The UK travel industry is not doing enough to promote its economic strength to government, the Abta Travel Convention heard.
The message came in a presentation on hyperglobalisation by professor Ian Goldin, a director of Oxford Martin School.
He highlighted the importance of the UK travel industry by revealing that £900 per capita is spent on holidays a year – the fourth-largest in the world.
“It is not recognised in Westminster how strong this industry is,” he told delegates during the first morning of business sessions in Greece.

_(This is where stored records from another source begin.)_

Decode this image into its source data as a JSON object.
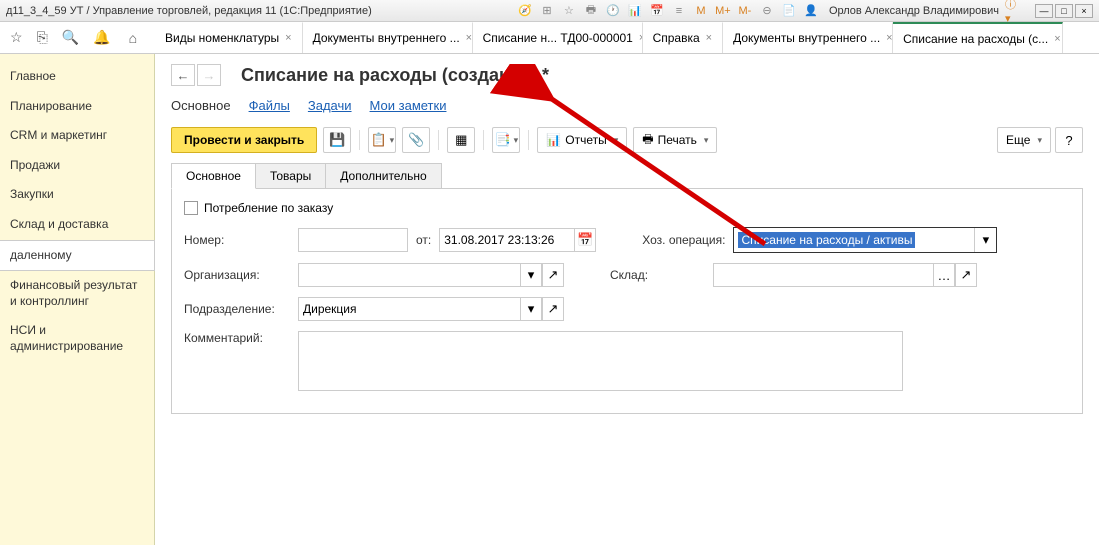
{
  "titlebar": {
    "text": "д11_3_4_59 УТ / Управление торговлей, редакция 11  (1С:Предприятие)",
    "user": "Орлов Александр Владимирович",
    "m_labels": [
      "M",
      "M+",
      "M-"
    ]
  },
  "tabs": [
    {
      "label": "Виды номенклатуры",
      "closable": true
    },
    {
      "label": "Документы внутреннего ...",
      "closable": true
    },
    {
      "label": "Списание н... ТД00-000001",
      "closable": true
    },
    {
      "label": "Справка",
      "closable": true
    },
    {
      "label": "Документы внутреннего ...",
      "closable": true
    },
    {
      "label": "Списание на расходы (с...",
      "closable": true,
      "active": true
    }
  ],
  "sidebar": {
    "items": [
      {
        "label": "Главное"
      },
      {
        "label": "Планирование"
      },
      {
        "label": "CRM и маркетинг"
      },
      {
        "label": "Продажи"
      },
      {
        "label": "Закупки"
      },
      {
        "label": "Склад и доставка"
      },
      {
        "label": "даленному",
        "active": true
      },
      {
        "label": "Финансовый результат и контроллинг"
      },
      {
        "label": "НСИ и администрирование"
      }
    ]
  },
  "page": {
    "title": "Списание на расходы (создание) *",
    "links": [
      "Основное",
      "Файлы",
      "Задачи",
      "Мои заметки"
    ],
    "toolbar": {
      "submit": "Провести и закрыть",
      "reports": "Отчеты",
      "print": "Печать",
      "more": "Еще"
    },
    "subtabs": [
      "Основное",
      "Товары",
      "Дополнительно"
    ],
    "form": {
      "consume_by_order_label": "Потребление по заказу",
      "number_label": "Номер:",
      "number_value": "",
      "from_label": "от:",
      "date_value": "31.08.2017 23:13:26",
      "operation_label": "Хоз. операция:",
      "operation_value": "Списание на расходы / активы",
      "org_label": "Организация:",
      "org_value": "",
      "warehouse_label": "Склад:",
      "warehouse_value": "",
      "dept_label": "Подразделение:",
      "dept_value": "Дирекция",
      "comment_label": "Комментарий:",
      "comment_value": ""
    }
  }
}
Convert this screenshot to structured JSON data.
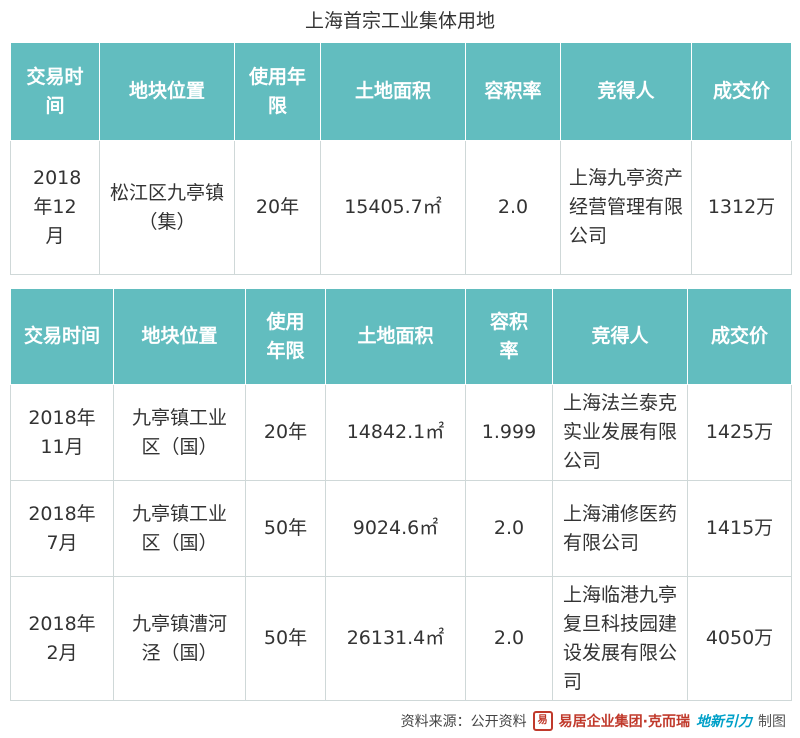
{
  "title": "上海首宗工业集体用地",
  "table1": {
    "headers": [
      "交易时间",
      "地块位置",
      "使用年限",
      "土地面积",
      "容积率",
      "竞得人",
      "成交价"
    ],
    "rows": [
      [
        "2018年12月",
        "松江区九亭镇（集）",
        "20年",
        "15405.7㎡",
        "2.0",
        "上海九亭资产经营管理有限公司",
        "1312万"
      ]
    ]
  },
  "table2": {
    "headers": [
      "交易时间",
      "地块位置",
      "使用年限",
      "土地面积",
      "容积率",
      "竞得人",
      "成交价"
    ],
    "rows": [
      [
        "2018年11月",
        "九亭镇工业区（国）",
        "20年",
        "14842.1㎡",
        "1.999",
        "上海法兰泰克实业发展有限公司",
        "1425万"
      ],
      [
        "2018年7月",
        "九亭镇工业区（国）",
        "50年",
        "9024.6㎡",
        "2.0",
        "上海浦修医药有限公司",
        "1415万"
      ],
      [
        "2018年2月",
        "九亭镇漕河泾（国）",
        "50年",
        "26131.4㎡",
        "2.0",
        "上海临港九亭复旦科技园建设发展有限公司",
        "4050万"
      ]
    ]
  },
  "footer": {
    "source": "资料来源：公开资料",
    "logo1_mark": "易",
    "logo1": "易居企业集团·克而瑞",
    "logo2": "地新引力",
    "suffix": "制图"
  }
}
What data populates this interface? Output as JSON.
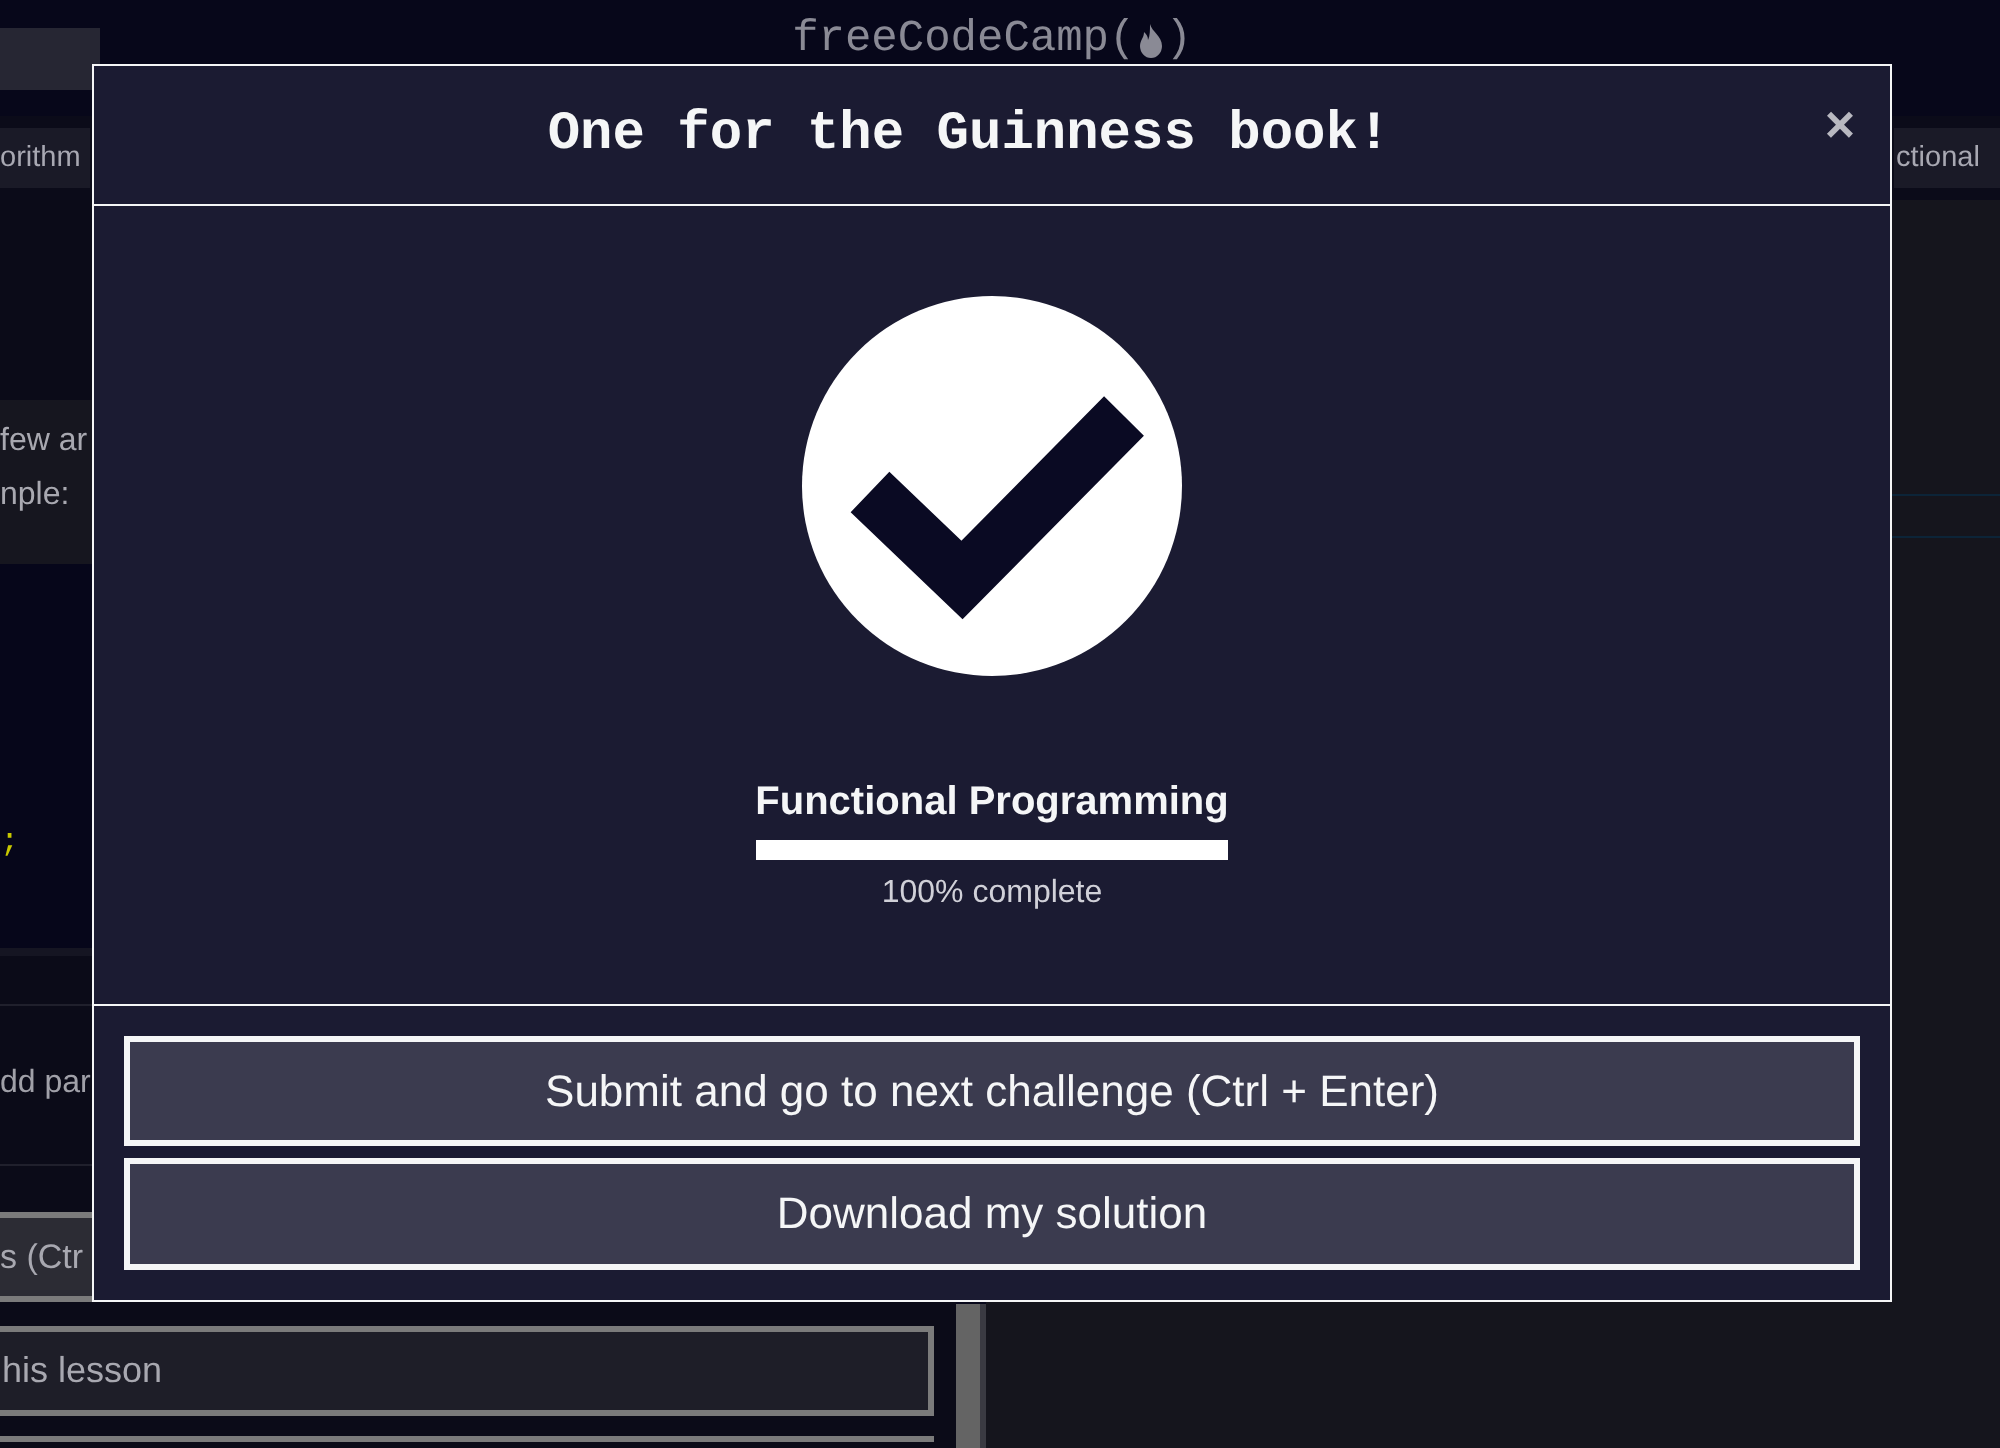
{
  "page": {
    "logo": {
      "text_before_icon": "freeCodeCamp(",
      "text_after_icon": ")"
    },
    "breadcrumbs": [
      "orithm",
      "ctional"
    ],
    "description_lines": [
      "few ar",
      "nple:"
    ],
    "code_line": ";",
    "hint_text": "dd par",
    "action_buttons": [
      "s (Ctr",
      "his lesson"
    ]
  },
  "modal": {
    "title": "One for the Guinness book!",
    "close_label": "×",
    "block_title": "Functional Programming",
    "progress": {
      "level": 1,
      "label": "100% complete"
    },
    "buttons": [
      "Submit and go to next challenge (Ctrl + Enter)",
      "Download my solution"
    ]
  }
}
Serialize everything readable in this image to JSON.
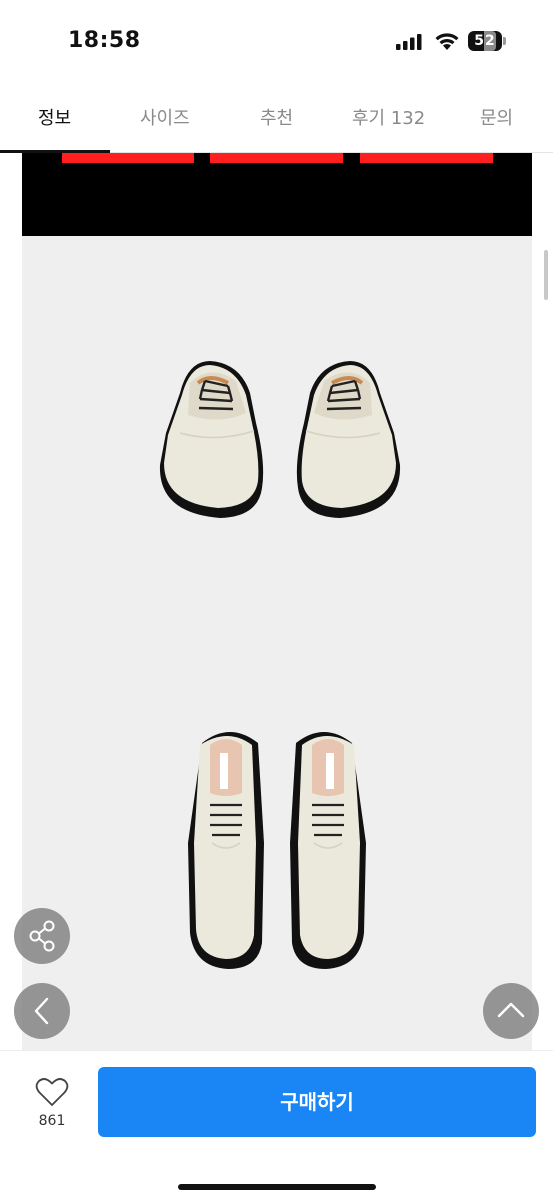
{
  "status_bar": {
    "time": "18:58",
    "battery_level": "52"
  },
  "tabs": [
    {
      "label": "정보",
      "active": true
    },
    {
      "label": "사이즈",
      "active": false
    },
    {
      "label": "추천",
      "active": false
    },
    {
      "label": "후기 132",
      "active": false
    },
    {
      "label": "문의",
      "active": false
    }
  ],
  "product_images": {
    "banner_accent_color": "#ff1f1f",
    "shoe_color": "#ebe8dc",
    "sole_color": "#111111"
  },
  "floating_actions": {
    "share_icon": "share-icon",
    "back_icon": "chevron-left-icon",
    "top_icon": "chevron-up-icon"
  },
  "bottom_bar": {
    "like_icon": "heart-icon",
    "like_count": "861",
    "buy_label": "구매하기",
    "buy_color": "#1a86f5"
  }
}
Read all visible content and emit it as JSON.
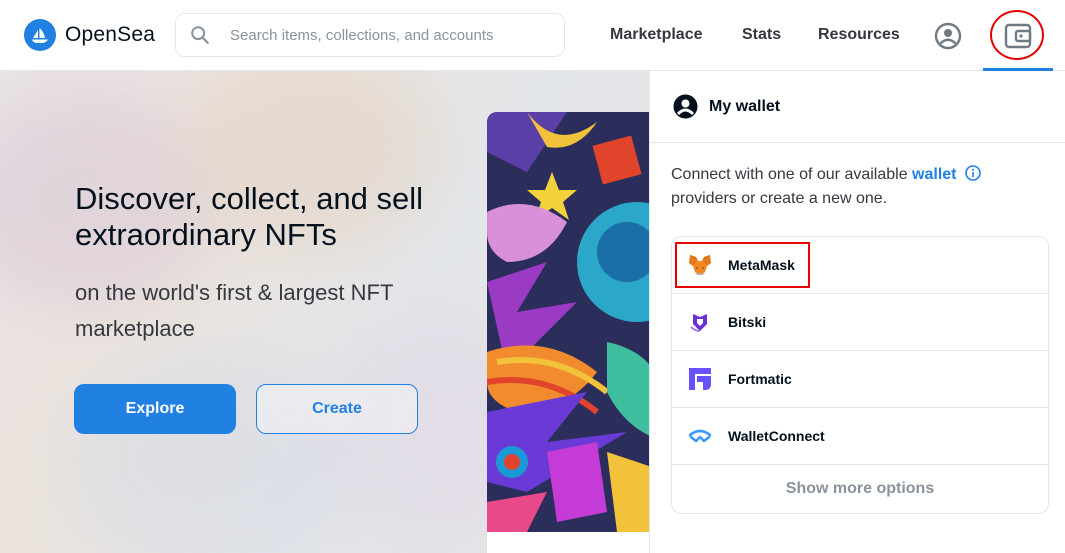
{
  "header": {
    "logo_text": "OpenSea",
    "search_placeholder": "Search items, collections, and accounts",
    "nav": {
      "marketplace": "Marketplace",
      "stats": "Stats",
      "resources": "Resources"
    }
  },
  "hero": {
    "title": "Discover, collect, and sell extraordinary NFTs",
    "subtitle": "on the world's first & largest NFT marketplace",
    "explore_label": "Explore",
    "create_label": "Create"
  },
  "wallet_panel": {
    "title": "My wallet",
    "desc_prefix": "Connect with one of our available",
    "desc_link": "wallet",
    "desc_suffix": "providers or create a new one.",
    "providers": [
      {
        "label": "MetaMask",
        "icon": "metamask-fox-icon"
      },
      {
        "label": "Bitski",
        "icon": "bitski-icon"
      },
      {
        "label": "Fortmatic",
        "icon": "fortmatic-icon"
      },
      {
        "label": "WalletConnect",
        "icon": "walletconnect-icon"
      }
    ],
    "show_more_label": "Show more options"
  },
  "colors": {
    "brand": "#2081e2",
    "highlight": "#e60000",
    "text_primary": "#04111d",
    "text_muted": "#8a939b"
  }
}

While the UK remains “incredibly stable”, the travel sector faces multiple risks such as the future of EU membership, an “extremely negative” visa regime, the strength of sterling, infrastructure congestion and disintermediation, according to Prof Goldin. There is also the issue of how to cope with increasing demand in destinations already squeezed to capacity.
This is taking place against a background of an ageing global population, increasing numbers of middle class consumers and growing prosperity.
While identifying many concerns facing the travel industry, including rapidly rising inequality and the prospect of 36% of UK jobs being lost to robotics in the next 30 years, Prof Goldin described the overall outlook as “incredibly rosy”.
However, the industry must recognise that “the future is with the elderly” with increasing life expectancy including 700 million over 65s in Asia in the next 10 years.